HASTALIK

Ruhsal, bedensel ve sosyal iyilik halinin yitirilmesi durumunda ortaya çıkan dengesizlik halidir. Hastalık yaşamın nerelerde hasarlandığının mesajını da verir. Dolayısıyla iyileşmek için bir rehberdir.

Her varlık ilişkileriyle, yani bağlantılarıyla varolur. Varlıklar kendilerini çeşitli yaşam bilgisi alışverişleriyle ifade edemezse, hastalığın tohumları atılır. Bağlantılar kopar ve bu süreç kritik noktaya gelirse, hastalık görünür hale gelir.

Birçok insan hastalığı zihinsel tutumla ilgilidir. Zihnin düşüncelerle dolu oluşu, endişe, heyecan gibi durumlar hastalık nedeni olurlar. Hastalıklı zihinsel tutumlar yanlış soluma ve duruş alışkanlıklarıyla ya da bedensel farkındalığın azalmasıyla yakından ilgilidir. Solumanın sığlığı, kesikliği, bedensel gerginlik, yanlış duruşlar hep zihni de bozarak hastalığa davetiye çıkarırlar.

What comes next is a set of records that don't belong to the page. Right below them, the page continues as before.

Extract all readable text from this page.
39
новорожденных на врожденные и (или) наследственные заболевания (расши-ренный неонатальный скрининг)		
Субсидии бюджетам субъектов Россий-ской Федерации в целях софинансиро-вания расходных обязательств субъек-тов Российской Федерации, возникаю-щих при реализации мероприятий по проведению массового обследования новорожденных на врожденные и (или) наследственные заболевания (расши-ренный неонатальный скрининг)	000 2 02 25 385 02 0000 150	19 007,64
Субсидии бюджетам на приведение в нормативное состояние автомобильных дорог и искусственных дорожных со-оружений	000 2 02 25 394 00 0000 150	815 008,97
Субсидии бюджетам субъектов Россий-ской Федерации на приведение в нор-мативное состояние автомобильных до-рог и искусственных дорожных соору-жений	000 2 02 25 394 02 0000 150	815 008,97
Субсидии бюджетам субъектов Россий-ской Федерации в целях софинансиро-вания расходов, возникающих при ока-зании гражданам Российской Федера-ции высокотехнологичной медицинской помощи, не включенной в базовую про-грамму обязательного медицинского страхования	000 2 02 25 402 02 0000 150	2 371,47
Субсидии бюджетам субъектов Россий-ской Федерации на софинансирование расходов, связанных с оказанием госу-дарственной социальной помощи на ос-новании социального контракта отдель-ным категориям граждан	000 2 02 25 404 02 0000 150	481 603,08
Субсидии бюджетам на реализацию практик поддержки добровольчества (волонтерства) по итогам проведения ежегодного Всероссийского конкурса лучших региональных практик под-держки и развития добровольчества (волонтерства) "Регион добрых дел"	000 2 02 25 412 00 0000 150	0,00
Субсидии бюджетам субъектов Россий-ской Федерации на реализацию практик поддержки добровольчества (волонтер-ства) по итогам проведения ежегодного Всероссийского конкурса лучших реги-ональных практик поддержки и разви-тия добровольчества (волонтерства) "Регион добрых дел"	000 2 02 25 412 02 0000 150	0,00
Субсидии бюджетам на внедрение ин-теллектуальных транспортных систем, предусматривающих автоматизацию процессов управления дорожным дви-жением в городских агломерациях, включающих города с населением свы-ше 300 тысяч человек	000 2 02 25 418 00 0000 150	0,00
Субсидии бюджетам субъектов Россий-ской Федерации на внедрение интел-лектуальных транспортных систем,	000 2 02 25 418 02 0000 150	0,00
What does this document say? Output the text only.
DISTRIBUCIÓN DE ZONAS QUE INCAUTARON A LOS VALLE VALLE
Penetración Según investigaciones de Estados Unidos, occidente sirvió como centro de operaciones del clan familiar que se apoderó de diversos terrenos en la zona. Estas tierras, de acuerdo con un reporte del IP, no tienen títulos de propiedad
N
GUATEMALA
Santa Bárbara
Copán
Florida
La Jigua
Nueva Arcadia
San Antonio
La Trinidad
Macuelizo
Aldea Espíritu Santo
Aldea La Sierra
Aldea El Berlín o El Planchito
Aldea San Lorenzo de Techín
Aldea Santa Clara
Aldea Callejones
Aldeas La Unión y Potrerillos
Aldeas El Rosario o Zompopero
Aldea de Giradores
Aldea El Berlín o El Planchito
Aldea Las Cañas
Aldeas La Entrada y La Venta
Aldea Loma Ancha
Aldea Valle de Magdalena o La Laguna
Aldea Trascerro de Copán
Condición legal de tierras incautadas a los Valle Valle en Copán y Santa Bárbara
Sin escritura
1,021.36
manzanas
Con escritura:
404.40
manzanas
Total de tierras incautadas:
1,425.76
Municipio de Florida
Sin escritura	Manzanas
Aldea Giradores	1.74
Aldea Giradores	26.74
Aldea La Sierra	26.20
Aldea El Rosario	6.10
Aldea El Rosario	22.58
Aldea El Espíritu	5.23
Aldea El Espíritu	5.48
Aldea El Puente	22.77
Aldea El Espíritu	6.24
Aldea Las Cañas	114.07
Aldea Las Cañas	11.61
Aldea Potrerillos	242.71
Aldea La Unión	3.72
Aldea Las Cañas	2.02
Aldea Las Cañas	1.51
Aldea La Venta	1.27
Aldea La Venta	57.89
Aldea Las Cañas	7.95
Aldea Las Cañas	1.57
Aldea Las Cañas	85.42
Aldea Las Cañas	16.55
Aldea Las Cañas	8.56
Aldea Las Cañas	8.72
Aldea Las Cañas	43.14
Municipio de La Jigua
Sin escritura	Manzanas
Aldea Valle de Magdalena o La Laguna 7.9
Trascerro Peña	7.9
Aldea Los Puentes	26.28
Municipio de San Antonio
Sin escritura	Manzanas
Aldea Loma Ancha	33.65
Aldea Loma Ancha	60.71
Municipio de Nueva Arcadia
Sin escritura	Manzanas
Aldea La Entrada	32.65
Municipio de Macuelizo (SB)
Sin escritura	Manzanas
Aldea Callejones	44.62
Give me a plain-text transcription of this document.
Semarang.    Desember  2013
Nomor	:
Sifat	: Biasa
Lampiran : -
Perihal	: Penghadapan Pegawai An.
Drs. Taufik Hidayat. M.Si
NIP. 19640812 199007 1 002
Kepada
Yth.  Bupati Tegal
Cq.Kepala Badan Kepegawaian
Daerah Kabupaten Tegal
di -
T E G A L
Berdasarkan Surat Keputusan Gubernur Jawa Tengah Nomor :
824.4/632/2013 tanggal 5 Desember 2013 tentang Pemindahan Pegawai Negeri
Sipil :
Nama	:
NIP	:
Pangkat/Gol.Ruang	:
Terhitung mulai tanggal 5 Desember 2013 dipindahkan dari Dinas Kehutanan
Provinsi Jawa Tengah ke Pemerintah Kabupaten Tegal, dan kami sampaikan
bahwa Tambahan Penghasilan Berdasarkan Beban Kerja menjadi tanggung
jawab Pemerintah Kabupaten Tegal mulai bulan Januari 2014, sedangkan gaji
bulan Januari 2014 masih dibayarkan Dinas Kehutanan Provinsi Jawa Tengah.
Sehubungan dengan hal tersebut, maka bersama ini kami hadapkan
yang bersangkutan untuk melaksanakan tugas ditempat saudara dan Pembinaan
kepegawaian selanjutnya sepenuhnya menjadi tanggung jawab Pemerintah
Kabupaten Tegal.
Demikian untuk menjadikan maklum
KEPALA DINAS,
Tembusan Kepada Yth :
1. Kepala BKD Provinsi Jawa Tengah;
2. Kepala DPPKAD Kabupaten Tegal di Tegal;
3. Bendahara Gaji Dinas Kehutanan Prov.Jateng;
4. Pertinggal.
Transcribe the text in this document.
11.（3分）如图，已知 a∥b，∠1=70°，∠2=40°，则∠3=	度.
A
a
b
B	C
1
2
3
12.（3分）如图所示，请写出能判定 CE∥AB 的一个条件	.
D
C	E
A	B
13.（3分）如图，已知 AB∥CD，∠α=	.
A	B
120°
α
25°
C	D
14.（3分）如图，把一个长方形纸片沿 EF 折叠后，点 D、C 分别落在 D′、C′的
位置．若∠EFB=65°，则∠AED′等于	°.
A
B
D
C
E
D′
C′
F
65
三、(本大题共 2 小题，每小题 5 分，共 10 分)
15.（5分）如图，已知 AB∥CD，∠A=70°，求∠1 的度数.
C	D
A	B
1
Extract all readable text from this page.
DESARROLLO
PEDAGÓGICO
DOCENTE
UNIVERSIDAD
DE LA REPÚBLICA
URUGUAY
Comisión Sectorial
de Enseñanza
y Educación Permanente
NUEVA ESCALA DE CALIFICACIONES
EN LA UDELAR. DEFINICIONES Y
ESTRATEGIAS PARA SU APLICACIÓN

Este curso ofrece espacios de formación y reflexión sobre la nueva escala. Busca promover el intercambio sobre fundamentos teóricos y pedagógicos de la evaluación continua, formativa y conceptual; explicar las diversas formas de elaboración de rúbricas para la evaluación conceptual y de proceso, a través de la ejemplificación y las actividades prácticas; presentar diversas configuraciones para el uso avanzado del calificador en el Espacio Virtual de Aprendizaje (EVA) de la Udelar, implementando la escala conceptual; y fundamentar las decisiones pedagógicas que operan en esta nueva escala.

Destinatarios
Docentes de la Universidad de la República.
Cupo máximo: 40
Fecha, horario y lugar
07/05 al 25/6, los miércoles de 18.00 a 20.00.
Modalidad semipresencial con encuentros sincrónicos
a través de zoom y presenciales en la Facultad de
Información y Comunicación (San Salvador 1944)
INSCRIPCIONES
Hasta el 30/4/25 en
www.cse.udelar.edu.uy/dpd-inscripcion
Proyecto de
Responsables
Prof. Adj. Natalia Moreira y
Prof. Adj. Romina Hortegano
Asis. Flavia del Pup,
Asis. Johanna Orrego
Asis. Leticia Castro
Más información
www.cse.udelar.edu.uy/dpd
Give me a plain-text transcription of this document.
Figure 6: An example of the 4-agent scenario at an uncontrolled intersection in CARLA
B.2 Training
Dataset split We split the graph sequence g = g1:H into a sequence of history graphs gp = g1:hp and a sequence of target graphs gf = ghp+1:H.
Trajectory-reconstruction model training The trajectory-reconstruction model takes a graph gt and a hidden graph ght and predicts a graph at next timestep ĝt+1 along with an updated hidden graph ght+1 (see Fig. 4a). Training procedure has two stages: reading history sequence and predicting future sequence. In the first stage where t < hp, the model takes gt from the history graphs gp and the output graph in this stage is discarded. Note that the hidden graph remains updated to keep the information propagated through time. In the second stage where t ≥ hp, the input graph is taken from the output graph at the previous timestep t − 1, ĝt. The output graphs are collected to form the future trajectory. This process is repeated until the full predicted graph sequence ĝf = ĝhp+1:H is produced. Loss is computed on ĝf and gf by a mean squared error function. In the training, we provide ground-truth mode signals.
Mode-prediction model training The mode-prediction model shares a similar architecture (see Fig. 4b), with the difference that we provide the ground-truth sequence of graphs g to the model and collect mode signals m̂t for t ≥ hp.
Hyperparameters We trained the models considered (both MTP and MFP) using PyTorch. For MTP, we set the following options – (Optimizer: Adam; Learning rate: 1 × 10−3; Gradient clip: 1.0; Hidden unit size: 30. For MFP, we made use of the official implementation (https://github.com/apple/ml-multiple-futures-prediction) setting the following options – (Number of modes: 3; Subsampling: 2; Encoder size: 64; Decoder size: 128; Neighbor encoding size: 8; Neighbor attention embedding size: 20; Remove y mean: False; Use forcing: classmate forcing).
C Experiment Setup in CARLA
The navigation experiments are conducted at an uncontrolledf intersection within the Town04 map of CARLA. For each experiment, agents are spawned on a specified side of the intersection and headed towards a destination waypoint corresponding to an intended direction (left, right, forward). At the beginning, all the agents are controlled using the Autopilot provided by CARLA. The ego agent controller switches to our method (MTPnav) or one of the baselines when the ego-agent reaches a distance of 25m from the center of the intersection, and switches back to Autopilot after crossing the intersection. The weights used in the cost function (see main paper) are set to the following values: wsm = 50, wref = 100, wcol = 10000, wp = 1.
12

Zihin sağlığının bir unsuru duygulardır. Duygular takıntılı hale gelirse ya da ifade edilmeyip bastırılırsa, hastalanmaya neden olurlar. Duyguların serbestçe akması ve birinin diğerine yer vermesi sağlığı teşvik eder.

Zihin sağlığında diğer bir unsur da ılımlı düşünmektir. Zihnin işlevlerinden birisi olan düşünmek günlük yaşamın zorluklarını aşmak için başvurduğumuz bir yetimizdir. Ancak beyni ısıtır. Eğer çok düşünürsek ve bu kronikleşirse, beyin adeta pişmeye başlar. Çok düşünmek yalnızca beyni pişirmez, dalağın işlevini de bozar. Dolayısıyla zihni zaman zaman da düşüncelerle meşgul etmeyip dinlendirmek, yani "boş" kılmak gerekir. Bunu çigongda sessizliğe giriş (bkz: program) çalışmasıyla yaparız.

Geleneksel Çin tıbbının görüşüne göre hastalığa çeşitli iç ve dış nedenler ve bunların dışındaki çeşitli nedenler yol açar. Altı aşırı hava durumu, salgın hastalıklar, travmatik yaralar dış nedenleri meydana getirirken yedi duygunun aşırılıkları iç nedenleri oluşturur. Yeme, içme, yorulma, uyuma gibi günlük yaşam etkinliklerinin düzensiz ve dengesizlikleri de çeşitli hastalık nedenlerini oluşturur.